Une personne faisant un signalement abusif engage sa responsabilité sur le fondement de l’article 226-10 du code pénal et de l’article 1382 du Code civil »
.

– Il est désormais admis, depuis un arrêt important de la Cour de Cassation datant du 17 décembre 2014, qu’un salarié puisse avoir le  droit de critiquer son entreprise s’il informe, notamment, un membre du conseil d’administration des difficultés qu’elle rencontre. Il est à noter que ce droit individuel, ainsi reconnu par la jurisprudence, complète la critique collective dûment inscrite dans les textes notamment au travers de de l’exercice du droit syndical. Notons aussi que ce droit individuel de critiquer donne la possibilité au personnel d’encadrement de lever, sous certaines conditions, en particulier de retenue, son obligation de réserve et de loyauté .

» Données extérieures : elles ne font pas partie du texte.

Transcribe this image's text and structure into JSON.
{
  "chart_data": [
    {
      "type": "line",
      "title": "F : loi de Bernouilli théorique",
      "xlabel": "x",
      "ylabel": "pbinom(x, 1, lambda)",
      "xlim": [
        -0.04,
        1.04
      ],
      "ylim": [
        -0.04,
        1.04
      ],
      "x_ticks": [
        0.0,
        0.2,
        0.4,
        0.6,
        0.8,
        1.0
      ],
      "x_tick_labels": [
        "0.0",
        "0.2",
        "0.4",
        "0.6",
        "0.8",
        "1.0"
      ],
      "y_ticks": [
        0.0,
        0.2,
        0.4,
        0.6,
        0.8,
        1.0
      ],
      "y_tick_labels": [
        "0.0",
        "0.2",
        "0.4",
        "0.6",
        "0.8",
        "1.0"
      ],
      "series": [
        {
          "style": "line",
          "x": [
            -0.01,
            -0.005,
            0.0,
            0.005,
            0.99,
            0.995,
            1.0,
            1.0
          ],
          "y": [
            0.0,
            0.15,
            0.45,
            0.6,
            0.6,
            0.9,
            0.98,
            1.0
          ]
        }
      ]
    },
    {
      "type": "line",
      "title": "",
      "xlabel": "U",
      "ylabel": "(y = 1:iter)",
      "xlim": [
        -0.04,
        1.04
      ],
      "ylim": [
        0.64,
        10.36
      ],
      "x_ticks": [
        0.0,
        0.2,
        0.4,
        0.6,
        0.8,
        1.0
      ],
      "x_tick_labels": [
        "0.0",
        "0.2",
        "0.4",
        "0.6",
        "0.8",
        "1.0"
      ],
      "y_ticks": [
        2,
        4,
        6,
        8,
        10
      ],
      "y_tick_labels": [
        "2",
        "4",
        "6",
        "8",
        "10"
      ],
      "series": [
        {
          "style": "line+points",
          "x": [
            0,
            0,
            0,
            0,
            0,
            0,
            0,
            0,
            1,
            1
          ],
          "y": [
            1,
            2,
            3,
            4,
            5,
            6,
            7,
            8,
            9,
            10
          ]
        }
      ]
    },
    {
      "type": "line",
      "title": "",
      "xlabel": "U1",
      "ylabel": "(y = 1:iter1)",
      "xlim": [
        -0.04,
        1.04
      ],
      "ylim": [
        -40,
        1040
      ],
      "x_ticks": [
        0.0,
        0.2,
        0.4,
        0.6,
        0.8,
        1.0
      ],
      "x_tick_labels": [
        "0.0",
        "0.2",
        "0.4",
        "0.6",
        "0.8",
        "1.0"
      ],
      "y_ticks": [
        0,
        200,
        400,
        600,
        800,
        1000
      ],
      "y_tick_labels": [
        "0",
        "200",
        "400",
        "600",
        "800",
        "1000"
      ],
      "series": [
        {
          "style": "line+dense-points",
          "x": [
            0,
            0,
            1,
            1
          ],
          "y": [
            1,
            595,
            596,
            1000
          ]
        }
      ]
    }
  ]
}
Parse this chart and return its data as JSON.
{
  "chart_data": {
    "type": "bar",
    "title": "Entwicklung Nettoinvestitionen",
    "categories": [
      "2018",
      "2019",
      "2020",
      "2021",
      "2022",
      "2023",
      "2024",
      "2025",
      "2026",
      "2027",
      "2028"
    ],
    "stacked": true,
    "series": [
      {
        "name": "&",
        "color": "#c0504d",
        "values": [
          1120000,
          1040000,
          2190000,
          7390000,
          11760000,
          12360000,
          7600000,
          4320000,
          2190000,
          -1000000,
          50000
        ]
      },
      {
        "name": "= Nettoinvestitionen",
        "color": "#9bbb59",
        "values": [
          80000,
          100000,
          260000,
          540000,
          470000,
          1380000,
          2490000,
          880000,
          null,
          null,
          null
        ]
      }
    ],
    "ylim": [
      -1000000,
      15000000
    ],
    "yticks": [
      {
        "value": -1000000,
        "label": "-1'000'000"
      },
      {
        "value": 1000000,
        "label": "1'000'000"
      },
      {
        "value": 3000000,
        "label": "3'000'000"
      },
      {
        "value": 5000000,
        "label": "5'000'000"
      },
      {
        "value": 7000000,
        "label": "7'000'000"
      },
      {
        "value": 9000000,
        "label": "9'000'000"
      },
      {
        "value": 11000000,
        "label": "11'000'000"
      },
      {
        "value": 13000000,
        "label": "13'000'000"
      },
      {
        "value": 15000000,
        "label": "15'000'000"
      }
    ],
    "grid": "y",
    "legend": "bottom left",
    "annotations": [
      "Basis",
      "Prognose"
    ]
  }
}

– Depuis 2013, une autre évolution, législative, a élargi le champ d’application de ce droit individuel de critiquer en s’inspirant du « whistleblowing« , procédure propre aux Etats-Unis et permettant au lanceur d’alerte , que devient alors le salarié, de bénéficier d’une protection particulière. L’aboutissement de cette évolution est l’obligation, depuis le 01 janvier 2018, pour les entreprises de plus de 50 salariés de mettre en place des procédures de recueil et de signalement émanant des salariés. Aucune forme particulière n’est requise pour leur mise en œuvre mais les modalités de ce nouveau droit d’alerte nécessite une organisation appropriée et normalisée.

 

De la démarche collective à la démarche individuelle

Au terme de ce bref état des lieux de l’exercice de la liberté d’expression des salariés, il convient de constater que tant le législateur que la jurisprudence se sont focalisé, ces dernières années, sur l’exercice individuel de cette liberté plus que sur son exercice collectif, maîtrisé depuis longtemps.